Entretien réalisé par Hacene Nait Amara

Comment évaluez-vous le marché des boissons en Algérie ?
Les plus récentes constatations que nous avons faites sur le marché révèlent que les prix de certains produits locaux ont connu une augmentation. Or, celle-ci devrait concerner uniquement les produits importés qui sont désormais soumis au Droit additionnel provisoire de sauvegarde (Daps). Certains producteurs, grossistes et détaillants ont saisi cette occasion pour revoir à la hausse les prix de certains produits locaux. Ce qui ne répond à aucune logique. Pourtant, nous avons déjà attiré l’attention des pouvoirs publics sur les conséquences qui peuvent découler de cette mesure qui ne devrait pas concerner notre secteur. Mais là, les choses se sont vraiment envenimées, car, selon des informations à notre possessions, des importateurs ont d’ores et déjà commencé à sous-facturer la valeur de leurs produits afin de payer moins de taxes. A cet égard, l’Apab appelle les pouvoirs publics à soumettre ces mêmes produits à des prix administrés. Pour ce qui est de l’évolution du marché, nous avons relevé une baisse sensible de la sous-filière boissons gazeuses, une stagnation pour les jus de fruits et une augmentation pour les eaux embouteillées et les boissons alcoolisées. La baisse de croissance du marché de boissons gazeuses est en réalité une tendance mondiale. En Europe, la régression a atteint 28% en 2018. En revanche, la sous-filière eaux embouteillées a connu une évolution assez importante, tirée par l’arrivée sur le marché de neuf nouvelles marques.  S’agissant de la sous-filière jus de fruits, le niveau de la croissance a stagné en dépit d’une légère évolution. Globalement, la croissance du secteur a connu une baisse de 2% en 2017. Le bilan de 2018 n’a pas été encore finalisé, mais nous pensons que cette chute devrait être beaucoup plus importante.

Qu’est-ce qui explique la régression de la sous-filière boissons gazeuses ?
Cela peut s’expliquer par toute cette polémique autour du taux du sucre contenu dans ces boissons et la compagne menée contre les effets «néfastes» de cette boisson sur la santé du consommateur lequel a changé ses habitudes alimentaire, en se tournant les autres boissons notamment les jus boissons fruitées.

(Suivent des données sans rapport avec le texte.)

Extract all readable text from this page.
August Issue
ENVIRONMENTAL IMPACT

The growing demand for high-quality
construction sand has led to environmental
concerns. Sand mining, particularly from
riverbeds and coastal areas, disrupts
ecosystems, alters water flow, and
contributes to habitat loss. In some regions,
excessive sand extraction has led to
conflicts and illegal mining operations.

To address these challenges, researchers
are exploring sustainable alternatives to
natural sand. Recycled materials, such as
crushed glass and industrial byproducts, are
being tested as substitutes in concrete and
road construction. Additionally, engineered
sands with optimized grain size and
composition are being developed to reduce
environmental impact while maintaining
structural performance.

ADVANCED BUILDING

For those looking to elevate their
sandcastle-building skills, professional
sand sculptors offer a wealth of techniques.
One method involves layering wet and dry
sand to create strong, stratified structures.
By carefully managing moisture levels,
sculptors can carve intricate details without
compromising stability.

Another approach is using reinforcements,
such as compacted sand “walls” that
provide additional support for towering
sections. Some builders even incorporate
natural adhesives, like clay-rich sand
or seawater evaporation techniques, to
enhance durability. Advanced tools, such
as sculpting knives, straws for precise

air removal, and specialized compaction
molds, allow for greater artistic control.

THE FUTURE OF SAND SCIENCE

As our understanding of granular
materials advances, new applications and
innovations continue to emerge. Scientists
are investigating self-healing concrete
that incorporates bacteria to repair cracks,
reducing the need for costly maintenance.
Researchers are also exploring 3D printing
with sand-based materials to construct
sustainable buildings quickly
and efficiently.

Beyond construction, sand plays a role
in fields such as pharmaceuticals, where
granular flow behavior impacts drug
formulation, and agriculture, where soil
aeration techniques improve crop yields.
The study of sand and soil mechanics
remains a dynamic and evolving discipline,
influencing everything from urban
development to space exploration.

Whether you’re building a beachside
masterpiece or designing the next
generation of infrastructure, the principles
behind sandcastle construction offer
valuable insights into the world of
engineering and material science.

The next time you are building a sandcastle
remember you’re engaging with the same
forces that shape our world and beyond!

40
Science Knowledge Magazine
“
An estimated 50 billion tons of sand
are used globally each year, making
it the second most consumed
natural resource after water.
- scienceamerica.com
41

Si j’ai bien compris ce que vous venez de dire, les jus et les boissons fruitées ne contiennent pas de sucre !
Il faut faire très attention à la dénomination des produits et à la différence qu’il y a entre le jus, le nectar et une boisson aux fruits. Dans les jus, il ne devrait pas qu’il y ait du sucre ajouté. Mais sans un règlement technique devant permettre de faire la distinction entre ces produits, le consommateur restera toujours dans cette confusion.
Celle-ci ne concerne pas seulement les composants des produits, mais aussi leur emballage. Des producteurs «tricheurs» continuent de tromper le consommateur en utilisant des images de fruits sur l’emballage des boissons aromatisées, or celles-ci ne représentent qu’une très faible teneur en fruits.
L’Apab a anticipé ce problème en ayant déjà préparé, en collaboration avec tous les intervenants de la filière, un règlement technique algérien. Nous l’avons transmis au niveau du ministère de l’Industrie qui est le département habilité à piloter ce règlement.  Mais trois ans après, aucune décision n’a été prise dans ce sens à ce jour.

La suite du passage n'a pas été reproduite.